新規開業のクリニックが良いとは限らない

だから新規開業のクリニックがいいクリニックかというと、それはなかなかイエスとは言い難い。研修医を終えた医師が10年、15年かけて一人前になるように、開業医が開業医として一人前になるには時間がかかる。

ぼくは自分のことを一人前と言っていいか分からないが、今でも患者家族に質問されて答えられないこともある。こういうときは宿題にして文献を調べたり、仲間の開業医に知恵を貸してもらったりする。つまりぼくもまだ学びの途中だ。

開業スタートからいい医療をするためには、やはり準備が必要だろう。自分は何を苦手にしているのか、何を分かっていないかを自分に問いかけてよく勉強しておくことが重要になる。
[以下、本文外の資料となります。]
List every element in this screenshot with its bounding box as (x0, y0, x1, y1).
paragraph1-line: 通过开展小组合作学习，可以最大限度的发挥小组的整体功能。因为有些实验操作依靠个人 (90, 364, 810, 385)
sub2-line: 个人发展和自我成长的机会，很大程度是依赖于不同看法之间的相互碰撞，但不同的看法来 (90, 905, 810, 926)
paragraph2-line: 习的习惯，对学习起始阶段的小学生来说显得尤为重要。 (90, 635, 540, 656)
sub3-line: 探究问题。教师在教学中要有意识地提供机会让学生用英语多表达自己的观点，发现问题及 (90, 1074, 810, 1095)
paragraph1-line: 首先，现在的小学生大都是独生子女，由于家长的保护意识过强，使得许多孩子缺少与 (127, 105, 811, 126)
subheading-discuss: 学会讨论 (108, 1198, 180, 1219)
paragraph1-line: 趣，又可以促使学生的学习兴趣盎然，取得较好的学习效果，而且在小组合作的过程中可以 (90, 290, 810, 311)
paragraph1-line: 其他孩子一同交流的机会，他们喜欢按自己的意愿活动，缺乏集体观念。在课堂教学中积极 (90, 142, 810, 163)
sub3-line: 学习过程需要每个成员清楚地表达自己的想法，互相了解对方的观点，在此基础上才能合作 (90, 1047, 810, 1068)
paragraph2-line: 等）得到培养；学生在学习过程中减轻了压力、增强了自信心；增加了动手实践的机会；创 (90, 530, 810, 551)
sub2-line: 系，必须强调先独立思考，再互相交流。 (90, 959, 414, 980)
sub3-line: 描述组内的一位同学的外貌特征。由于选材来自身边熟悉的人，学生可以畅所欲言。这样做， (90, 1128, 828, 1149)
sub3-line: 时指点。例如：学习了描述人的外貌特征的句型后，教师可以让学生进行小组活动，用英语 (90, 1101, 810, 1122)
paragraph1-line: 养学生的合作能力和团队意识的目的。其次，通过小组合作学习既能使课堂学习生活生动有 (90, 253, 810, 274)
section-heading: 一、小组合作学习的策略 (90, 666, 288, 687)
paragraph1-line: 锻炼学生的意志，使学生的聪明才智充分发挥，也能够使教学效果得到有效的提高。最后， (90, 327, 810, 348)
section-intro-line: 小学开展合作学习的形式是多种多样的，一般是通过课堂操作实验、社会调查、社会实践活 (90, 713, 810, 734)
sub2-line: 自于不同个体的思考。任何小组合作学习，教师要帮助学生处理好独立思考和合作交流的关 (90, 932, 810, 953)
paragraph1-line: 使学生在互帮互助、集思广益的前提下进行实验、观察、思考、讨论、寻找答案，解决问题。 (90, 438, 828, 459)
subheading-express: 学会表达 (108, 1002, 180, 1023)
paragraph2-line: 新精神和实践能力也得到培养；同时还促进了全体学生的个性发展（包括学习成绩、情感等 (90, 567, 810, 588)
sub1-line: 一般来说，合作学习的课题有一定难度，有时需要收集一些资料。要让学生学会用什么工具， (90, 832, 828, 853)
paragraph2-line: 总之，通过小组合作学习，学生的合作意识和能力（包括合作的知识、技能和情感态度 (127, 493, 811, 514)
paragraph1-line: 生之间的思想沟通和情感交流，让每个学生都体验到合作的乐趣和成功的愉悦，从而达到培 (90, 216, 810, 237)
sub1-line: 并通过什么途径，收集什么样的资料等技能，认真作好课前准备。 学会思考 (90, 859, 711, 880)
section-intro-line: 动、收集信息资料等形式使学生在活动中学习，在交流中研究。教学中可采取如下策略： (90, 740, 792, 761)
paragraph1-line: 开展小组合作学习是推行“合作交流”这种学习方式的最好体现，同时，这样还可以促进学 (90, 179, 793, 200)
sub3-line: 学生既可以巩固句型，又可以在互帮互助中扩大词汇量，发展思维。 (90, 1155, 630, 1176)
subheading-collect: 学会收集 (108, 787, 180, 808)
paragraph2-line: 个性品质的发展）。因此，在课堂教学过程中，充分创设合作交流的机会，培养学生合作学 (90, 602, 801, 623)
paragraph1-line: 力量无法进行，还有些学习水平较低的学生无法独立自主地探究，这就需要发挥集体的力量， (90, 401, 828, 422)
ぼくの場合、2年間くらい準備をした。小児科の教科書(英語と日本語)をけっこう読んだ。中にはかなり実践的な本もあった。たとえば、『開業医の外来小児科学』(南山堂)。これは1000ページを超す大著で、開業医のために作られた本だ。だから心臓病の詳しい説明などは書かれていない。

開業医が先天性心疾患を治療することはあり得ないからだ。その代わり、外来でよく診る感染症のページが延々と続く。これが実に勉強になり、役立つ。「開業医」という学問はないと述べたが、小児科に関して言えば、この本が開業医の教科書かもしれない。